Şer’i nikah dedim ya, bu nikahın benim şahsımda özel bir yeri var. Şöyle ki o gün, babamın son sabah namazını arkasında kıldığı (3 Eylül 1956) Şekerli Camii İmamı Şakir Hoca, kendilerini nikahımı kıyması için davet edildiğinde: ‘’Ben o genci uzun bir zamandan beri cemaatte görmüyorum, ben bu nikahı kıyamam.’’ diyor. Caminin müezzini ‘’Edovun Mehmet Hoca’’ geldi ve şer’i nikahı kıydı. Ben, o günde Şakir Hoca’ya kızmadım, bugünde kızmıyorum. Zira sonrasında kendilerini ziyaretimde de gerekli izahı yaptığı gibi, çeşitli sorularıma cevaben bir cümlesini de paylaşmak isterim. Hocaya sordum: “Hocam! Siz cemaatle namazda hem sünnetleri cemaatin huzurunda kılmıyorsunuz, hem de tesbihata vb hususlara katılmıyorsunuz?” Hocanın cevabı: “Evladım! Farz olan ibadetleri gizlemek şirk alameti, nafile olan ibadetleri alenileştirmek de riya alametidir. Müslüman bu ikisinden de sakınmalıdır.’’ Hasılı bu ülkede Osmanlı bakiyesi böyle hocalar da vardı…
Son söz ben, bu gün mütedeyyin Müslümanların bile düğünlerini anlayamıyorum. Kur’an ile başlayan düğün dansla şekilleniyor. Çeşitli oyun havası ile sona eriyor. Allah aşkına tamam kabul zaman değişti, insanların anlayış ve algıları değişti. Peki! Bu değişiklikleri, İslami esas ve İslam ile çatışmayan geleneklerimizi yeniden ihya etme zamanı gelmedi mi? Toplumun ve çocuklarımızın hatırına günah işleme özgürlüğümüz mü var? Unutmayalım Peygamberler geldikleri toplumların kurallarına değil; Allah’ın indirdiği kurallara göre hareket ettiler. Neredeyse bizim cenahın düğünlerinde mutad hale gelen bir dua var: Hz. Adem ve Hz. Havva validemizin, Hz. Muhammed(sav) ile Hz. Hatice validemizin, Hz. Ali ile Hz. Fatıma validemizin saadeti gibi saadetler dileriz.
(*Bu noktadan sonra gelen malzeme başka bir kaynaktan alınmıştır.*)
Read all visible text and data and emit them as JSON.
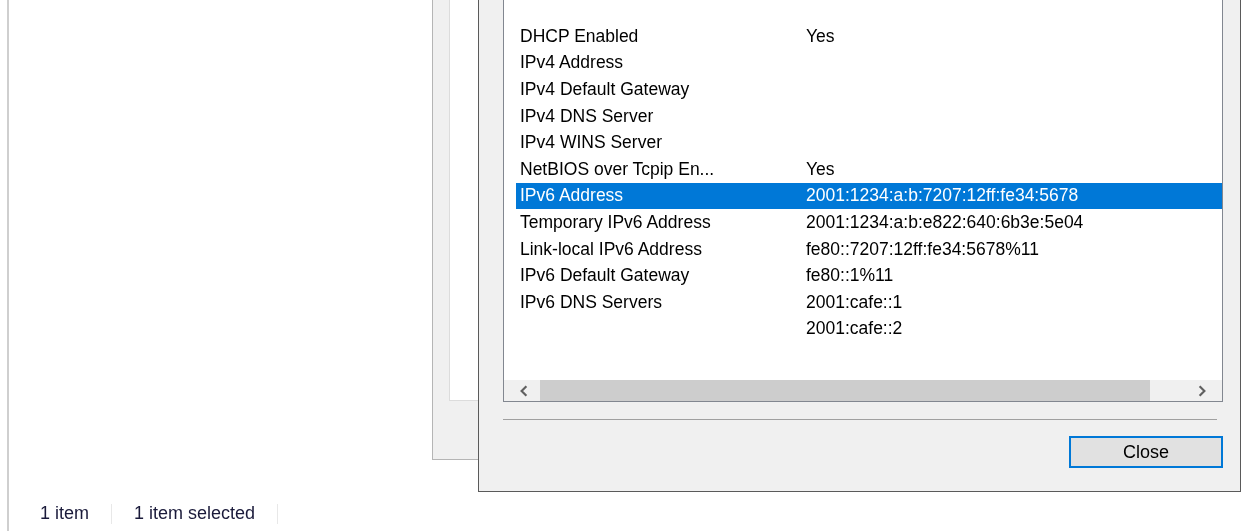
{
  "dialog": {
    "property_list": {
      "rows": [
        {
          "property": "DHCP Enabled",
          "value": "Yes",
          "selected": false
        },
        {
          "property": "IPv4 Address",
          "selected": false
        },
        {
          "property": "IPv4 Default Gateway",
          "selected": false
        },
        {
          "property": "IPv4 DNS Server",
          "selected": false
        },
        {
          "property": "IPv4 WINS Server",
          "selected": false
        },
        {
          "property": "NetBIOS over Tcpip En...",
          "value": "Yes",
          "selected": false
        },
        {
          "property": "IPv6 Address",
          "value": "2001:1234:a:b:7207:12ff:fe34:5678",
          "selected": true
        },
        {
          "property": "Temporary IPv6 Address",
          "value": "2001:1234:a:b:e822:640:6b3e:5e04",
          "selected": false
        },
        {
          "property": "Link-local IPv6 Address",
          "value": "fe80::7207:12ff:fe34:5678%11",
          "selected": false
        },
        {
          "property": "IPv6 Default Gateway",
          "value": "fe80::1%11",
          "selected": false
        },
        {
          "property": "IPv6 DNS Servers",
          "value": "2001:cafe::1",
          "selected": false
        },
        {
          "value": "2001:cafe::2",
          "selected": false
        }
      ]
    },
    "buttons": [
      {
        "label": "Close",
        "focused": true
      }
    ]
  },
  "status_bar": {
    "item_count": "1 item",
    "selection": "1 item selected"
  }
}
Oysa onlar gibi yaşamayan çifte bu dua fayda eder mi? Onun için geliniz yeniden kendimize çeki düzen verelim, dünyamızı Allah’ın rızasına göre yaşayalım ki; ahret hayatımız mamur olsun.. Kendi hükmümüz altında olan dairedeki fiil ve eylemlerimizi İslam’ın değişmezleri ile çatışmayacak şekilde yeniden tanzim edelim ve hayatımıza uyarlayalım.
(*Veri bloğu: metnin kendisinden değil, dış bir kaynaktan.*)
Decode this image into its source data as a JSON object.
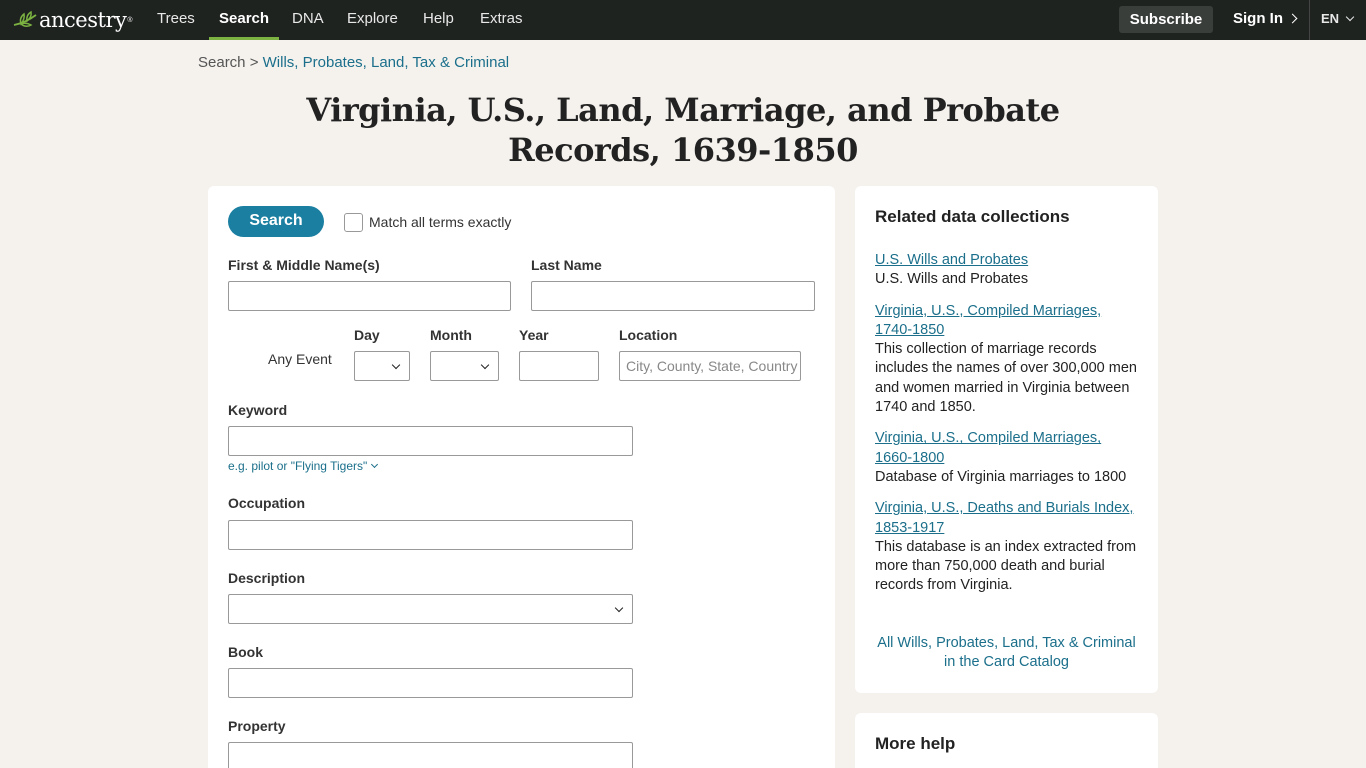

Başkalarına benzeyerek Allah’a yakîn olunmaz…
Her Taraf / Süleyman Arslantaş
Allah ecrinizi versin Süleyman ağabey. İnsanlar mümin ya da müslim olmaktan azad olup, ‘mütedeyyin’, ‘dini hassasiyetleri olan’ ve ‘muhafazakar’ olunca, düğünleri de mümin ve müslim olmaktan çıktı, doğal olarak.
Söz düğünden açılmışken yakınlarından birisinin oğlu evleniyordu, bizde salona gitmemek için önceden eve vardık ve göz aydınlığı yaptık (yapmak zorundaydık). İşin acı tarafı şu; akrabamızın önceki gelini öyle bir süslenmiş ki kendi çocuğu annesini tanıyamadığı için annesinin kucağına varmadı. İster ağlayın ister Gül’ün tercih sizin. Sevgili Süleyman abi durumlar vahim. Ama birileri buna direnmeli.